Joyce Carol Oates oscila entre a autoajuda e a boa literatura

Autora americana retrata em livro o trauma gerado pela morte do marido

NOEMI JAFFE ESPECIAL PARA A FOLHA

O "Guardian", o "New York Times", o "Independent", o "Le Figaro", jornais cuja opinião crítica é aval para qualquer obra literária, desmancham-se em elogios para "A História de uma Viúva", de Joyce Carol Oates.

A escritora não é tão conhecida por aqui, mas é um fenômeno de produção (mais de 120 obras), público, crítica e premiações nos EUA.

É um desafio, portanto, dada a autoridade desses periódicos, ousar discordar de opiniões favoráveis tão generalizadas.

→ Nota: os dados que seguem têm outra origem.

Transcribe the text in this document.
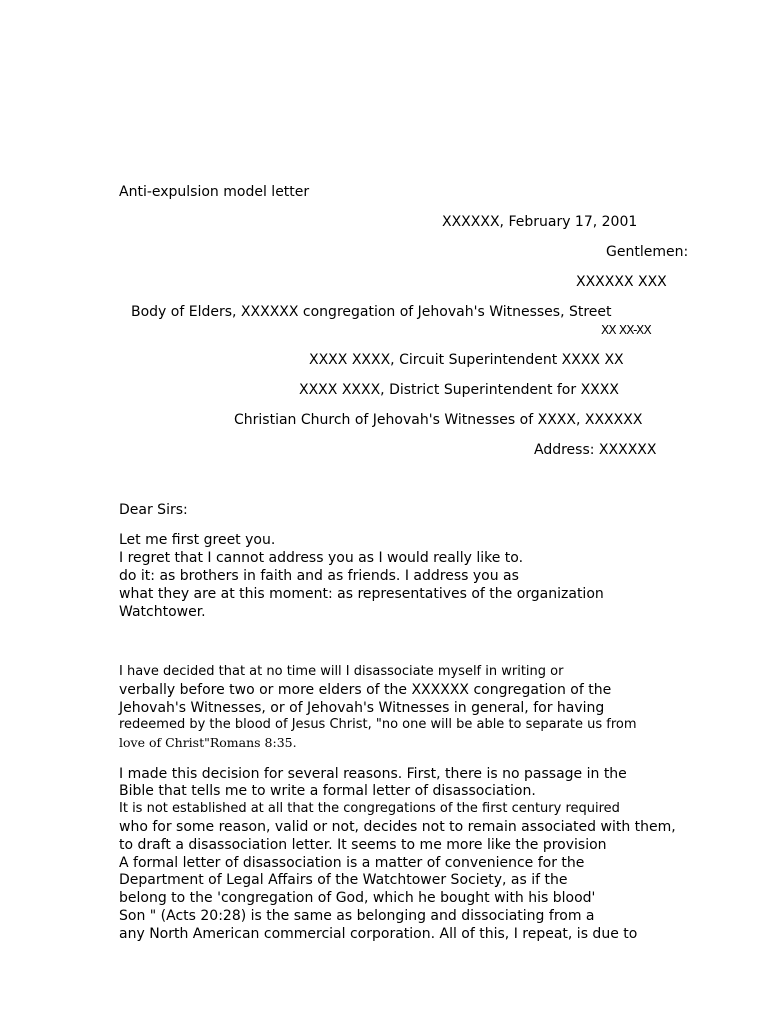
Anti-expulsion model letter
XXXXXX, February 17, 2001
Gentlemen:
XXXXXX XXX
Body of Elders, XXXXXX congregation of Jehovah's Witnesses, Street
XX XX-XX
XXXX XXXX, Circuit Superintendent XXXX XX
XXXX XXXX, District Superintendent for XXXX
Christian Church of Jehovah's Witnesses of XXXX, XXXXXX
Address: XXXXXX
Dear Sirs:
Let me first greet you.
I regret that I cannot address you as I would really like to.
do it: as brothers in faith and as friends. I address you as
what they are at this moment: as representatives of the organization
Watchtower.
I have decided that at no time will I disassociate myself in writing or
verbally before two or more elders of the XXXXXX congregation of the
Jehovah's Witnesses, or of Jehovah's Witnesses in general, for having
redeemed by the blood of Jesus Christ, "no one will be able to separate us from
love of Christ"Romans 8:35.
I made this decision for several reasons. First, there is no passage in the
Bible that tells me to write a formal letter of disassociation.
It is not established at all that the congregations of the first century required
who for some reason, valid or not, decides not to remain associated with them,
to draft a disassociation letter. It seems to me more like the provision
A formal letter of disassociation is a matter of convenience for the
Department of Legal Affairs of the Watchtower Society, as if the
belong to the 'congregation of God, which he bought with his blood'
Son " (Acts 20:28) is the same as belonging and dissociating from a
any North American commercial corporation. All of this, I repeat, is due to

Mas é o caso aqui e não se pode abrir mão dele.

Em 2008, o marido de Oates, Raymond Smith, editor da revista "Ontario Review", com quem a autora estava casada havia 47 anos, é levado ao hospital e diagnosticado com pneumonia.

Uma doença aparentemente banal, mas à qual, em menos de duas semanas e após um período de evidente melhora, Raymond não sobrevive.

Oates recebe um telefonema de madrugada com a pergunta sobre manter ou não o marido respirando sob aparelhos, sai correndo desesperada e o encontra já morto.

O livro é um relato que vai do momento da descoberta da doença, passando pelas semanas no hospital e, principalmente, o período posterior, em que a autora mergulha em depressão profunda, chegando a querer o suicídio.

Descreve em pormenores sua rotina de degradação psíquica até o momento de uma possível retomada da vida.

Ela passa a se referir a si mesma como a viúva, uma espécie de entidade abstrata, e intercala a narrativa autobiográfica com trechos em itálico, ao pé da página, em que há mais espaço para a ficcionalização, o fluxo de consciência e a especulação.

A questão central aqui é: para além do evidente valor do livro como lição de vida e apoio --e aqui não vai ironia alguma-- para viúvas, em que medida essa história pode ser lida como literatura? "Meu marido morreu. Minha vida desabou."

Ele poderia ter morrido antes --"seja grata!". "Atenção, ternura. Paciência." É realmente disso que um leitor precisa para seguir adiante e dar conta das 450 páginas de um livro que oscila entre a autoajuda, a honestidade e, às vezes, também boa literatura.

A paciência não deixa de compensar: o recurso à terceira pessoa, os trechos em itálico, a impiedade com que a autora explora o próprio sofrimento, sem concessões aos apelos dos alunos, amigos e da "vida" que a quer de volta, tornam a leitura mais complexa e inesperada do que aquele "seja grata" anunciava.

A autocrítica que se revela numa questão como "existe alguma perspectiva sob a qual o luto da viúva seja mera vaidade; narcisismo; a pretensão de que a própria perda é tão especial, tão extraordinária, que nunca houve perda igual?" também dialetiza o tom de autoajuda ou de possível pieguice.

Diante da morte de quem se ama, talvez só o silêncio faça sentido. Além dele, é difícil não esbarrar no sentimentalismo. Joyce Carol Oates tem o mérito da honestidade e isso não é tão pouco.